Today, we face different times and challenges. Like many other constituencies, our business sector has a strong retail and financial element, but we continue to manufacture despite the large drop in our manufacturing sector during the last 10 years. Some 15% of Gloucester's gross domestic product still comes from manufacturing, including health products and large quantities of materials for the aerospace industry such as insulation, coatings and cylinders, and almost every ice cream that every Member has eaten in this country comes from the Wall's ice cream factory in Gloucester.

It is as a symbol that I am today wearing something manufactured in Gloucester.
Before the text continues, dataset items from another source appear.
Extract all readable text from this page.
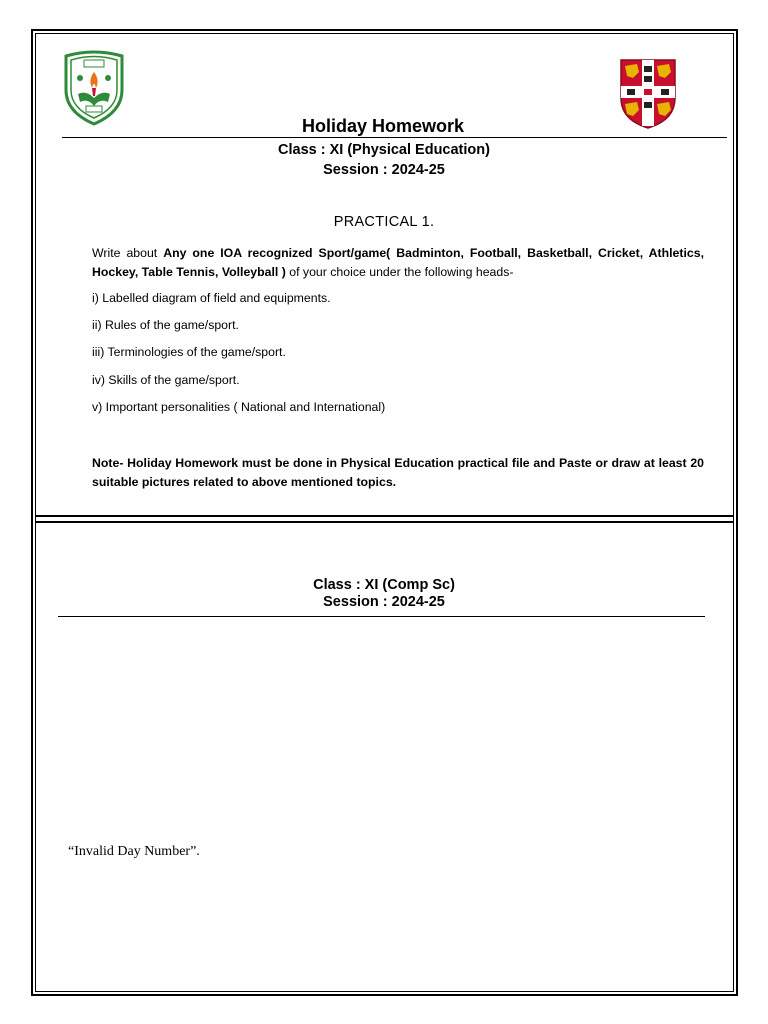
Holiday Homework
Class : XI (Physical Education)
Session : 2024-25
PRACTICAL 1.
Write about Any one IOA recognized Sport/game( Badminton, Football, Basketball, Cricket, Athletics, Hockey, Table Tennis, Volleyball ) of your choice under the following heads-
i) Labelled diagram of field and equipments.
ii) Rules of the game/sport.
iii) Terminologies of the game/sport.
iv) Skills of the game/sport.
v) Important personalities ( National and International)
Note- Holiday Homework must be done in Physical Education practical file and Paste or draw at least 20 suitable pictures related to above mentioned topics.
Class : XI (Comp Sc)
Session : 2024-25
“Invalid Day Number”.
The shirt I am wearing was made two days ago on the Cross in the heart of our city by Gloucester cutters and machinists, and I am proud to say that the company that makes these wonderful shirts will shortly be opening a retail space in Bombay, demonstrating that Gloucester will soon be exporting to India again.

At the same time as this greater diversity in manufacturing and business enterprise, we have seen a growing diversity of our residents. I thought it would be useful as a new Member of Parliament to have lived and worked in 10 countries and to speak the languages of eight of them, but the people of Gloucester speak 46 languages and so, in this as in so much else, I still have a lot to learn.

It will be of interest to Members to learn that many of our residents from overseas come from close to the Indian port of Surat in Gujarat, which was, by wonderful historical irony, the port where Elizabethan sailors from this country first landed in India some 450 years ago. I welcome all my friends from Gujarat, and also more recent arrivals. I am proud to have been invited as the guest of honour at the opening this weekend of the new association for Tamils and also to an event by the Polish community.

Today, the truth is that all of us, whatever our origins, face severe difficulties in handling the record youth unemployment and in trying to re-grow our economy to provide jobs for our young people. That is why all my constituents will welcome measures taken by this Government to stimulate business, which we must remind ourselves is the sole source of growth, providing jobs and then tax revenues for the services that many Members are calling for in our different constituencies.